There are three types of fine-tune strategy: 1. Addition-based: add the module encoding the spatial information to the original model. 2. Specification-based: specifically fine-tune the parameters of the pre-trained model and preserve the remaining parameters. 3. Reparameterization-based: reparameterize the pre-trained model
Apply LoRA (Low rank adptation) to single-cell Multi-omics integration, we could easily fine-tune the pre-trained neural network to the specific downstream task like spatial multi-omics integration, spatially-resolved cell-cell communication, imputation and other.

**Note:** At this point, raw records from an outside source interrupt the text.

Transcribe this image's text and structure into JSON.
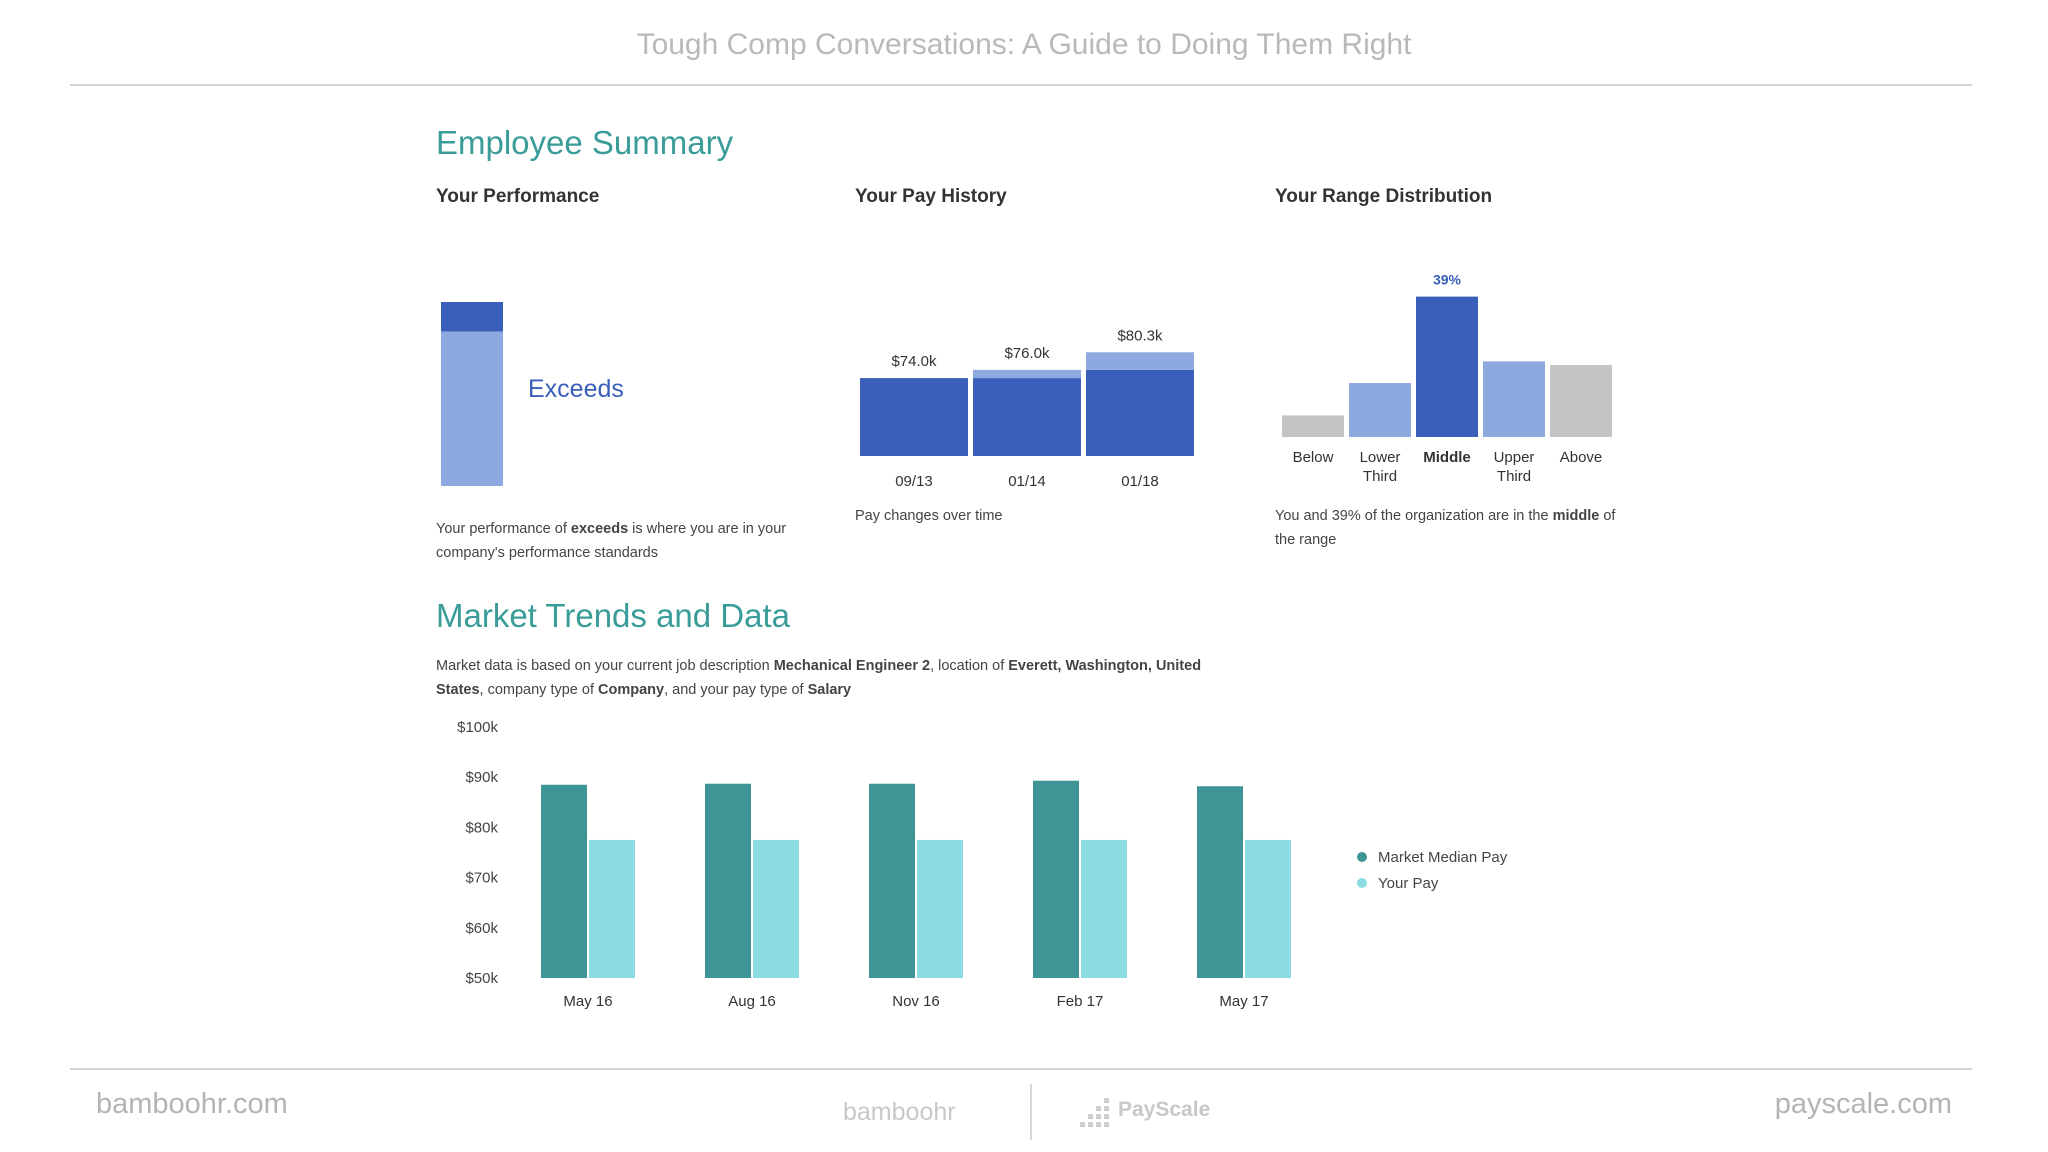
{
  "header": {
    "title": "Tough Comp Conversations: A Guide to Doing Them Right"
  },
  "employee_summary": {
    "heading": "Employee Summary",
    "performance": {
      "title": "Your Performance",
      "label": "Exceeds",
      "caption_parts": [
        "Your performance of ",
        "exceeds",
        " is where you are in your company's performance standards"
      ]
    },
    "pay_history": {
      "title": "Your Pay History",
      "caption": "Pay changes over time"
    },
    "range": {
      "title": "Your Range Distribution",
      "caption_parts": [
        "You and 39% of the organization are in the ",
        "middle",
        " of the range"
      ]
    }
  },
  "market": {
    "heading": "Market Trends and Data",
    "desc_parts": [
      "Market data is based on your current job description ",
      "Mechanical Engineer 2",
      ", location of ",
      "Everett, Washington, United States",
      ", company type of ",
      "Company",
      ", and your pay type of ",
      "Salary"
    ]
  },
  "footer": {
    "left": "bamboohr.com",
    "right": "payscale.com",
    "logo1": "bamboohr",
    "logo2": "PayScale"
  },
  "colors": {
    "accent_teal": "#3a9c98",
    "dark_blue": "#3a5fba",
    "light_blue": "#8ea9e0",
    "gray": "#c4c4c4",
    "market_teal": "#3f9595",
    "your_pay": "#8adbe2"
  },
  "chart_data": [
    {
      "type": "bar",
      "title": "Your Performance",
      "categories": [
        "Exceeds"
      ],
      "note": "Performance level shown as filled bar",
      "values": [
        0.84
      ]
    },
    {
      "type": "bar",
      "title": "Your Pay History",
      "categories": [
        "09/13",
        "01/14",
        "01/18"
      ],
      "values": [
        74.0,
        76.0,
        80.3
      ],
      "data_labels": [
        "$74.0k",
        "$76.0k",
        "$80.3k"
      ]
    },
    {
      "type": "bar",
      "title": "Your Range Distribution",
      "categories": [
        "Below",
        "Lower Third",
        "Middle",
        "Upper Third",
        "Above"
      ],
      "values": [
        6,
        15,
        39,
        21,
        20
      ],
      "data_labels": [
        "",
        "",
        "39%",
        "",
        ""
      ],
      "highlight": "Middle"
    },
    {
      "type": "bar",
      "title": "",
      "categories": [
        "May 16",
        "Aug 16",
        "Nov 16",
        "Feb 17",
        "May 17"
      ],
      "series": [
        {
          "name": "Market Median Pay",
          "values": [
            88.5,
            88.7,
            88.7,
            89.3,
            88.2
          ]
        },
        {
          "name": "Your Pay",
          "values": [
            77.5,
            77.5,
            77.5,
            77.5,
            77.5
          ]
        }
      ],
      "yticks": [
        "$100k",
        "$90k",
        "$80k",
        "$70k",
        "$60k",
        "$50k"
      ],
      "ylim": [
        50,
        100
      ],
      "legend": "right"
    }
  ]
}
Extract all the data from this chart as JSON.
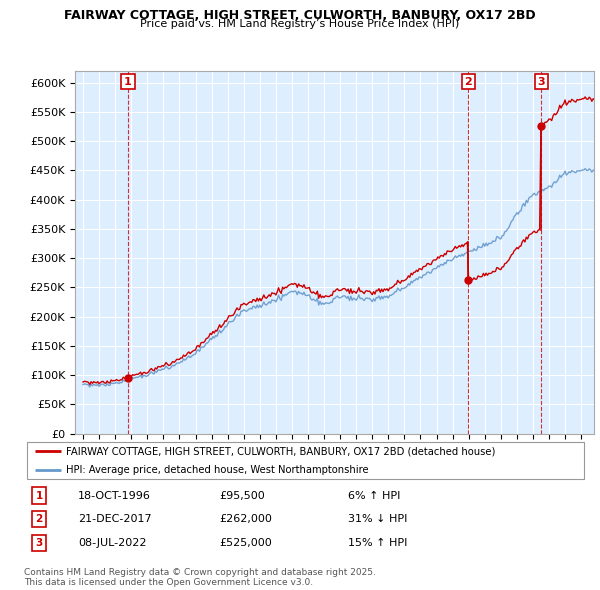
{
  "title": "FAIRWAY COTTAGE, HIGH STREET, CULWORTH, BANBURY, OX17 2BD",
  "subtitle": "Price paid vs. HM Land Registry’s House Price Index (HPI)",
  "ylabel_ticks": [
    "£0",
    "£50K",
    "£100K",
    "£150K",
    "£200K",
    "£250K",
    "£300K",
    "£350K",
    "£400K",
    "£450K",
    "£500K",
    "£550K",
    "£600K"
  ],
  "ytick_values": [
    0,
    50000,
    100000,
    150000,
    200000,
    250000,
    300000,
    350000,
    400000,
    450000,
    500000,
    550000,
    600000
  ],
  "xmin": 1993.5,
  "xmax": 2025.8,
  "ymin": 0,
  "ymax": 620000,
  "sale_dates": [
    1996.8,
    2017.97,
    2022.52
  ],
  "sale_prices": [
    95500,
    262000,
    525000
  ],
  "sale_labels": [
    "1",
    "2",
    "3"
  ],
  "red_line_color": "#cc0000",
  "blue_line_color": "#6699cc",
  "bg_color": "#ddeeff",
  "plot_bg_color": "#ddeeff",
  "grid_color": "#ffffff",
  "legend_entries": [
    "FAIRWAY COTTAGE, HIGH STREET, CULWORTH, BANBURY, OX17 2BD (detached house)",
    "HPI: Average price, detached house, West Northamptonshire"
  ],
  "table_data": [
    [
      "1",
      "18-OCT-1996",
      "£95,500",
      "6% ↑ HPI"
    ],
    [
      "2",
      "21-DEC-2017",
      "£262,000",
      "31% ↓ HPI"
    ],
    [
      "3",
      "08-JUL-2022",
      "£525,000",
      "15% ↑ HPI"
    ]
  ],
  "footer_text": "Contains HM Land Registry data © Crown copyright and database right 2025.\nThis data is licensed under the Open Government Licence v3.0."
}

With the understandin of the spatial transcriptomics, we could encode the spatial location into a latent space using the attention mechanism, which is an encoder for the spatial coordinates.
For the spatial encoding of the spatial transcriptomics, we could use the attention mechanism to encode the spatial coordinates into a latent space. And the graph is still constructed based on the expression profile of the spots.